ZitatToday I received a fundraising letter from conservative comic writer P.J. O'Rourke. On the envelope, above a caricature of O'Rourke, is one of his more celebrated quotes: "Giving money and power to government is like giving whiskey and car keys to teenage boys." Ha, ha.
The last I heard from O'Rourke was in May, when he proudly declared, "I endorse Hillary Clinton for president." He added, "Better the devil you know than the Lord of the Flies on his own 757. Flying to and fro in the earth, with gold-plated seatbelt buckles, talking nativist, isolationist, mercantilist, bigoted, rude and vulgar crap."
I opened the envelope today to discover who on the right would use a Hillary endorser to raise funds. It was the Cato Institute, a D.C.-based think-tank "dedicated to the principles of individual liberty, limited government, free markets and peace." Which of these principles, I wondered, would a Hillary presidency ensure? The answer, of course, is none. She is the teenage boy with whiskey and car keys, but worse: she is the teenage boy who leaves the scene after a fatal DUI and gets the old man to bribe the judge.

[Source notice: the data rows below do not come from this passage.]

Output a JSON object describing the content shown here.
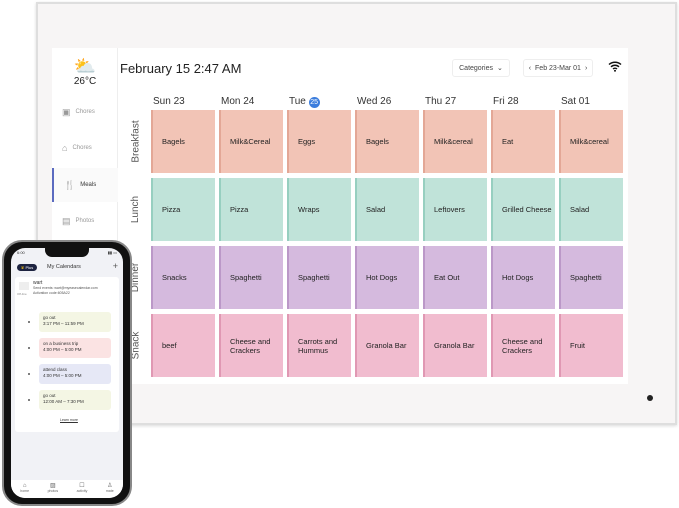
{
  "header": {
    "datetime": "February 15 2:47 AM",
    "categories_label": "Categories",
    "week_range": "Feb 23-Mar 01",
    "wifi_icon": "wifi-icon"
  },
  "weather": {
    "temperature": "26°C",
    "icon": "partly-cloudy-icon"
  },
  "sidebar": {
    "items": [
      {
        "label": "Chores",
        "icon": "calendar-icon"
      },
      {
        "label": "Chores",
        "icon": "chores-icon"
      },
      {
        "label": "Meals",
        "icon": "utensils-icon",
        "active": true
      },
      {
        "label": "Photos",
        "icon": "photos-icon"
      }
    ]
  },
  "days": [
    {
      "name": "Sun",
      "num": "23"
    },
    {
      "name": "Mon",
      "num": "24"
    },
    {
      "name": "Tue",
      "num": "25",
      "today": true
    },
    {
      "name": "Wed",
      "num": "26"
    },
    {
      "name": "Thu",
      "num": "27"
    },
    {
      "name": "Fri",
      "num": "28"
    },
    {
      "name": "Sat",
      "num": "01"
    }
  ],
  "meals": [
    {
      "label": "Breakfast",
      "color": "#f2c4b6",
      "edge": "#e3a796",
      "items": [
        "Bagels",
        "Milk&Cereal",
        "Eggs",
        "Bagels",
        "Milk&cereal",
        "Eat",
        "Milk&cereal"
      ]
    },
    {
      "label": "Lunch",
      "color": "#c0e3d9",
      "edge": "#97cfc0",
      "items": [
        "Pizza",
        "Pizza",
        "Wraps",
        "Salad",
        "Leftovers",
        "Grilled Cheese",
        "Salad"
      ]
    },
    {
      "label": "Dinner",
      "color": "#d5bade",
      "edge": "#bb98c8",
      "items": [
        "Snacks",
        "Spaghetti",
        "Spaghetti",
        "Hot Dogs",
        "Eat Out",
        "Hot Dogs",
        "Spaghetti"
      ]
    },
    {
      "label": "Snack",
      "color": "#f1bccf",
      "edge": "#e098b3",
      "items": [
        "beef",
        "Cheese and Crackers",
        "Carrots and Hummus",
        "Granola Bar",
        "Granola Bar",
        "Cheese and Crackers",
        "Fruit"
      ]
    }
  ],
  "phone": {
    "time": "6:00",
    "plus": "Plus",
    "title": "My Calendars",
    "add": "+",
    "calendar": {
      "name": "wart",
      "email_line": "Send events: wart@myeasecalendar.com",
      "code_line": "Activation code:605A22",
      "status": "Off-line"
    },
    "events": [
      {
        "title": "go out",
        "time": "3:17 PM – 11:59 PM",
        "color": "#f4f6e4"
      },
      {
        "title": "on a business trip",
        "time": "4:00 PM – 5:00 PM",
        "color": "#fbe3e3"
      },
      {
        "title": "attend class",
        "time": "4:00 PM – 5:00 PM",
        "color": "#e6e8f6"
      },
      {
        "title": "go out",
        "time": "12:00 AM – 7:30 PM",
        "color": "#f4f6e4"
      }
    ],
    "learn_more": "Learn more",
    "tabs": [
      {
        "label": "home",
        "icon": "home-icon",
        "active": true
      },
      {
        "label": "photos",
        "icon": "photos-icon"
      },
      {
        "label": "activity",
        "icon": "activity-icon"
      },
      {
        "label": "mate",
        "icon": "user-icon"
      }
    ]
  }
}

We know this about Hillary. We know too that her party is pulling her hard to the left. She will not surprise us. Unlike Trump, she will appoint a judiciary fully indifferent, if not hostile, to the Constitution Cato claims to cherish. "More than five million copies in print," the Cato website boasts of its pocket-sized Constitution, "this edition's influence has been observed far and wide."